Experience has taught us that we have only one enduring weapon in our struggle against mental illness: the emotional discovery and emotional acceptance of the truth in the individual and unique history of our childhood.

Alice Miller

Rampant Abuse in Every Life

Miller broadened the idea of child abuse beyond physical violence and sexual abuse. They were not all illegal, such as the death of a parent. They were, for whole generations of certain regions, experienced due to war, persecution, or famine. Miller claimed that societies rationalized or suppressed trauma in children—whether legal or not; whether physical, sexual, or psychological. For example, corporal punishment was sanctioned, and emotional or psychological abuse was rampant and ignored completely.

Damaged Adults Everywhere

Trauma from abuse created damaged adults especially where the experiences remained unresolved, unspoken, alienated from the conscious self. Miller broke with both Freudian and Jungian psychoanalytic theory by insisting that this unresolved childhood trauma is the root cause of all mental illnesses, compulsions, addictions, crime, and war. For her, the child and adult were and remained victims whom she saw Freud and Jung as blaming and strapping with the obligation to forgive.

Universalized Trauma

Alice Miller universalized her theories. As truth, she believed they transcended time and space and culture. Children all over the world were indeed victims of parental beatings and other violence. She explained that, from a child’s point of view, the pain worse than abuse is the pain of the abandonment and exposure to abuse. It threatened some ideal which children have of parents (and any caregiving adults). An unbroken cycle of victimization in the home passed down generations, in every era and every culture, with each parent displacing unresolved trauma upon their child.

Sanctioned Abuse

Miller criticized her profession relentlessly, along with other societally dominant paradigms like Judeo-Christianity. She criticized them all for having made “sparing parents is our supreme law.” Therapists were guilty of abiding by this law when they applied diagnoses which blamed the victim or rationalized abuse. The Judeo-Christian admonition to forgive (which Jungians also recommended) was just another way to give abusers a pass and to force the victim to assume responsibility for evil perpetrated by the abuser and all those complicit in empowering the abuser.[2] She also criticized the Fourth Commandment by name, saying the command to “honor thy father and thy mother” was tantamount to excusing parental abuse of children.
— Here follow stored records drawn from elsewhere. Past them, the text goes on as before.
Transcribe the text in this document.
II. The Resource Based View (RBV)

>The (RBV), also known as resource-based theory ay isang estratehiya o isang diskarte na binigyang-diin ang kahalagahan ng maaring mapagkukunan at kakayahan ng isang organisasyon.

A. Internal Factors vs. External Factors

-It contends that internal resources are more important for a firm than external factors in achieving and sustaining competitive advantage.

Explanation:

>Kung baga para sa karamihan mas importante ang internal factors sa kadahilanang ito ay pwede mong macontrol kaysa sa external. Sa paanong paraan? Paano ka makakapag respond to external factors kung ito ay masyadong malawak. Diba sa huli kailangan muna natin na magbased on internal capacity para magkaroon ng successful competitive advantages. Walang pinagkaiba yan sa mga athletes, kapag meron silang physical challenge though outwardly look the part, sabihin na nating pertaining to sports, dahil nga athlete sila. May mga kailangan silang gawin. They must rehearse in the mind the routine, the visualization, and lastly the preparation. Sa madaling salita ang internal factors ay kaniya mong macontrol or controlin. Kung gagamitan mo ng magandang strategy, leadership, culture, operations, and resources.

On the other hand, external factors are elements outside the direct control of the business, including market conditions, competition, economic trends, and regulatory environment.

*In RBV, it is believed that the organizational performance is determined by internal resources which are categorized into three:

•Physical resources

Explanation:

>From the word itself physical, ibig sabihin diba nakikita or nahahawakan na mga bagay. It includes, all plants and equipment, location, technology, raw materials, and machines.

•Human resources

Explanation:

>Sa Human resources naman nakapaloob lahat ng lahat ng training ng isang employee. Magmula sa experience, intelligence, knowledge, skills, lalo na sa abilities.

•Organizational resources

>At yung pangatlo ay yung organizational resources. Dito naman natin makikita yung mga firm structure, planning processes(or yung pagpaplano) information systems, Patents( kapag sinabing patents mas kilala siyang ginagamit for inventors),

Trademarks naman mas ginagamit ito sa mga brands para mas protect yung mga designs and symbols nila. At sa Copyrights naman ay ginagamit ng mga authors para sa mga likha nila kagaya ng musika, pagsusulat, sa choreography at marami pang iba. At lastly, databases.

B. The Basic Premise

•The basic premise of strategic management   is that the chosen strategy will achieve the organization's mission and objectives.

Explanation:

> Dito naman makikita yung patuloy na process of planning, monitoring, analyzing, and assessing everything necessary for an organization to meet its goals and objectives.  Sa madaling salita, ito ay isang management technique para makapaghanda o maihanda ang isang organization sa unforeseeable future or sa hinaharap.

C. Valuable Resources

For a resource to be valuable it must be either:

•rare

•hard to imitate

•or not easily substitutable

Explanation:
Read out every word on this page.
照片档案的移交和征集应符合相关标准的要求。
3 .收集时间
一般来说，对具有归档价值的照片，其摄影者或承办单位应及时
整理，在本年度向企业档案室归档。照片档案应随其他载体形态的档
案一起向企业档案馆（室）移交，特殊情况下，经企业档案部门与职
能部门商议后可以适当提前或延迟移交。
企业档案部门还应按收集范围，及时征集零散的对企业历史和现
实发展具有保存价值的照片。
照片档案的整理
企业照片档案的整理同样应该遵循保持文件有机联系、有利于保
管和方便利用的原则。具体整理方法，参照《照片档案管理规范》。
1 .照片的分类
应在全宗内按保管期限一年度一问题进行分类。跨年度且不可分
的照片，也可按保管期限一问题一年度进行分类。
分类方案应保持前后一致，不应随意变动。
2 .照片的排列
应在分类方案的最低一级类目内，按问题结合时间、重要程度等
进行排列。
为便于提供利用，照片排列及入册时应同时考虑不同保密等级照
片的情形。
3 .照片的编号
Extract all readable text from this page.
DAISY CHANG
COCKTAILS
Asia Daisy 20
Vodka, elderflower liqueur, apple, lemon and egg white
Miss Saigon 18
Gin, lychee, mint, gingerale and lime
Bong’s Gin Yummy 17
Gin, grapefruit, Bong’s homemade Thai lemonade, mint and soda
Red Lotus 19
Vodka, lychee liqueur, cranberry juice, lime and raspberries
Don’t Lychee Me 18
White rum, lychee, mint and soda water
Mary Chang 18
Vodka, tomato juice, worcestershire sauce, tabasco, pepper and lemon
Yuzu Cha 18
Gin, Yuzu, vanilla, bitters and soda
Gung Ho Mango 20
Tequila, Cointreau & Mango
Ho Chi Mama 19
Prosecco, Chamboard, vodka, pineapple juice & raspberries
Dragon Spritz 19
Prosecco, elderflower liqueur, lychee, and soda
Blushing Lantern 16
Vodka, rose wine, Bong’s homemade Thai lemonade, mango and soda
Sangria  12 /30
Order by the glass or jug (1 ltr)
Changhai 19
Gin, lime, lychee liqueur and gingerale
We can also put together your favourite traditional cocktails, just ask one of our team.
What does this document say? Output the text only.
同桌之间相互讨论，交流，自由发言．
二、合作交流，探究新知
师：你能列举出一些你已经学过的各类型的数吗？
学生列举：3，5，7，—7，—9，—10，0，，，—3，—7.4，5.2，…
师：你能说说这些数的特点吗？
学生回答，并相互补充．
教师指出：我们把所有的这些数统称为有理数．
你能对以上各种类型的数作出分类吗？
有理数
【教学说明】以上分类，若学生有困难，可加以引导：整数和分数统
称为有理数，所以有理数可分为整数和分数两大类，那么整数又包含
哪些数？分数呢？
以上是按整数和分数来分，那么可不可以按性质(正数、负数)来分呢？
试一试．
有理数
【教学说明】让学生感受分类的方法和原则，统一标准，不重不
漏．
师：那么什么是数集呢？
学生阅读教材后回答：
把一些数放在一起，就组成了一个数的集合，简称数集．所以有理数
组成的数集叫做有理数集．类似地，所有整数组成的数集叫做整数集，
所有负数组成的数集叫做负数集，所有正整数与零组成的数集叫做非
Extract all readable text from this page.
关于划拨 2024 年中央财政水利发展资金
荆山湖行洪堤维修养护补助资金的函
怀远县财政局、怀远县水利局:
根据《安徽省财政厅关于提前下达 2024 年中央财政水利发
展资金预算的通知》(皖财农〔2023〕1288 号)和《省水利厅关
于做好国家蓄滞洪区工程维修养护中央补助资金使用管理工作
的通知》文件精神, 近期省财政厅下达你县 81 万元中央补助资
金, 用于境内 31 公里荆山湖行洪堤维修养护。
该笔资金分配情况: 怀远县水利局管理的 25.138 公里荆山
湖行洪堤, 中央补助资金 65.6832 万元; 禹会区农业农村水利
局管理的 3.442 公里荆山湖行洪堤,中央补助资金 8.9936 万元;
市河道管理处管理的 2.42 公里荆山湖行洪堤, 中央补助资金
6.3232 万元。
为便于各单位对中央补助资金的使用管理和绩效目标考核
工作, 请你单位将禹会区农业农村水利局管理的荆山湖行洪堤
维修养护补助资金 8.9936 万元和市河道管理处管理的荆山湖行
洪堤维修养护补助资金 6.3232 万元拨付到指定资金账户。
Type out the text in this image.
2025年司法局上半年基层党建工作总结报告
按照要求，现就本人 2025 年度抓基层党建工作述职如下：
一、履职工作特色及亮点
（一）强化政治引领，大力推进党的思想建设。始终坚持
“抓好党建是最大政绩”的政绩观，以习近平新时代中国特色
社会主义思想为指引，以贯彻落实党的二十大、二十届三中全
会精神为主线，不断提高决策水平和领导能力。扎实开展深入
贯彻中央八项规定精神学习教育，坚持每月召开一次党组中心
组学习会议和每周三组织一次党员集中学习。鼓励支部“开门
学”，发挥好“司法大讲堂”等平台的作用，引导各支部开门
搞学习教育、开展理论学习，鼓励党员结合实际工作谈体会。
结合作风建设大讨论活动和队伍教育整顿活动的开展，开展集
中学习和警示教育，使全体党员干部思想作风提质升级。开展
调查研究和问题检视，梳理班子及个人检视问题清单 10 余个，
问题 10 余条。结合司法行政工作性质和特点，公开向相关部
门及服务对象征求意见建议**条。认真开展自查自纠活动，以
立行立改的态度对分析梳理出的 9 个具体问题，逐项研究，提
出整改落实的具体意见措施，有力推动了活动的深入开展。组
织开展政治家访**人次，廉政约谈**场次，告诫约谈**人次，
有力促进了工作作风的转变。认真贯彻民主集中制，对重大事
Something worth noticing is how Miller saw her theories applying universally—to all individuals and all societies. She was speaking about the imprint of a capacity for evil in every person and how that altered whole societies and, as we’ll see in the next installment of The Healing Voices Series on Alice Miller: Icon & Ideas, all of history.


[1] Wedge, Marilyn. The Drama of the Gifted Child. Psychology Today (February 12, 2006, Updated June 27, 2012). Accessed July 29, 2020

[2] Miller, Alice. Abbruch der Schweigemauer (The Demolition of Silence), and multiple other works.